Intercepting aircraft approach intercepted aircraft from astern. Element leader reduces throttle and extends dive brakes. Wingman continues to the opposite side of the intercepted aircraft from the leader and climbs to 4,000 feet above target aircraft altitude for the purpose of maintaining surveillance, using economical power setting. Should weather ceiling not permit surveillance from this position, wingman will assume a position on either side of aircraft which will permit observation of both the aircraft and his element leader at a distance of 3,000 feet from the intercepted aircraft, if visibility permits. During surveillance, wingman will maintain position by S-turns rather than reducing speed with dive brakes. The desired position of the element leader is 1,000 feet abreast the aircraft at the aircraft's altitude. After speed and position are stabilized, element proceeds with Phase II of the procedure.
1-6-2. PHASE II
Wingman continues surveillance. Element leader begins gentle closure of aircraft at same level until no closer than absolutely necessary to obtain information needed.
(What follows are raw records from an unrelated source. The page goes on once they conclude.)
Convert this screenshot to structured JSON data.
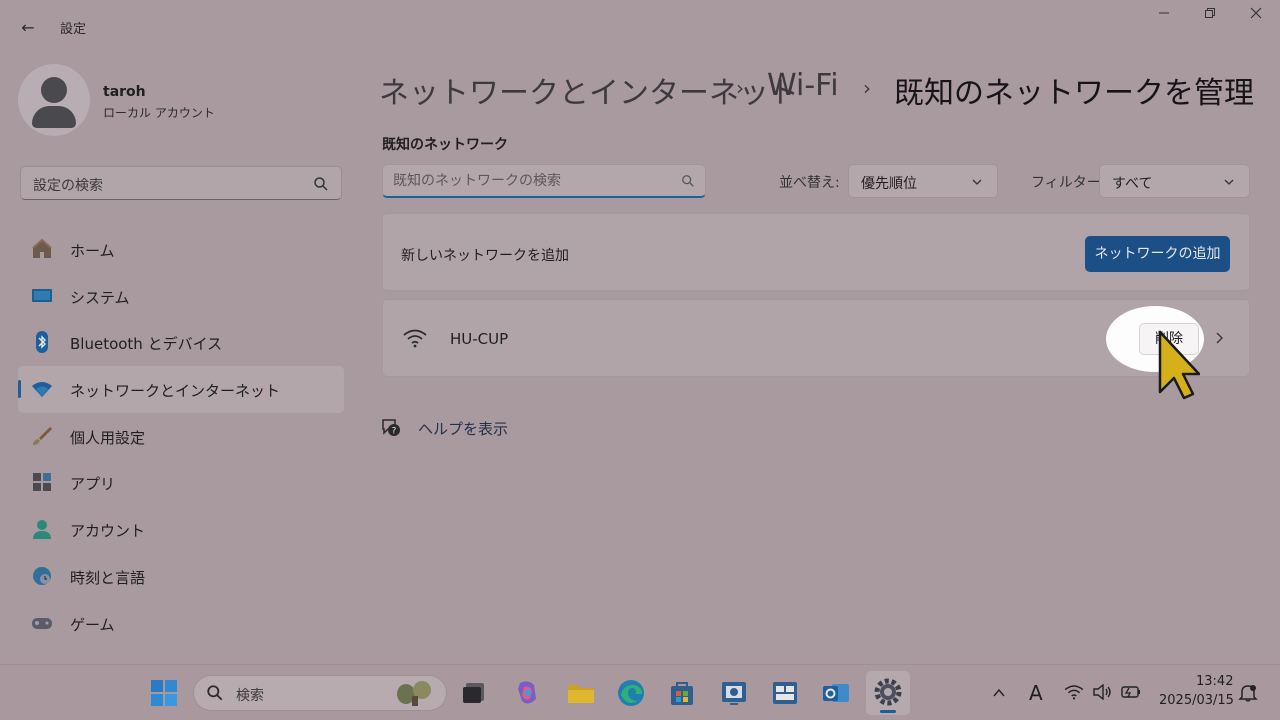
{
  "window": {
    "title": "設定",
    "back_icon": "arrow-left-icon"
  },
  "user": {
    "name": "taroh",
    "account_type": "ローカル アカウント"
  },
  "search": {
    "placeholder": "設定の検索"
  },
  "nav": {
    "items": [
      {
        "label": "ホーム",
        "icon": "home-icon"
      },
      {
        "label": "システム",
        "icon": "system-icon"
      },
      {
        "label": "Bluetooth とデバイス",
        "icon": "bluetooth-icon"
      },
      {
        "label": "ネットワークとインターネット",
        "icon": "wifi-icon",
        "selected": true
      },
      {
        "label": "個人用設定",
        "icon": "brush-icon"
      },
      {
        "label": "アプリ",
        "icon": "apps-icon"
      },
      {
        "label": "アカウント",
        "icon": "account-icon"
      },
      {
        "label": "時刻と言語",
        "icon": "globe-clock-icon"
      },
      {
        "label": "ゲーム",
        "icon": "gamepad-icon"
      }
    ]
  },
  "breadcrumb": {
    "items": [
      "ネットワークとインターネット",
      "Wi-Fi",
      "既知のネットワークを管理"
    ],
    "separator": "›"
  },
  "known_networks": {
    "section_label": "既知のネットワーク",
    "search_placeholder": "既知のネットワークの検索",
    "sort_label": "並べ替え:",
    "sort_value": "優先順位",
    "filter_label": "フィルター:",
    "filter_value": "すべて",
    "add_text": "新しいネットワークを追加",
    "add_button": "ネットワークの追加",
    "networks": [
      {
        "name": "HU-CUP",
        "delete_label": "削除"
      }
    ]
  },
  "help": {
    "label": "ヘルプを表示"
  },
  "taskbar": {
    "search_placeholder": "検索",
    "time": "13:42",
    "date": "2025/03/15",
    "ime": "A"
  },
  "colors": {
    "accent": "#1d5f9a",
    "primary_button": "#1c4f85",
    "background": "#a99aa0"
  }
}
As he gives identification information to director, wingman copies information for mission report. Element leader uses every precaution to avoid startling intercepted aircrew or passengers, keeping constantly in mind that maneuvers considered normal to a fighter aircraft may be considered hazardous to passengers and crews of nonfighter aircraft. Upon completion of identification, fighter-interceptors withdraw from aircraft's vicinity as outlined in Phase III.
1-6-3. PHASE III
Element leader breaks gently away from aircraft in shallow dive to pick up speed. Wingman stays well clear of intercepted aircraft and joins leader.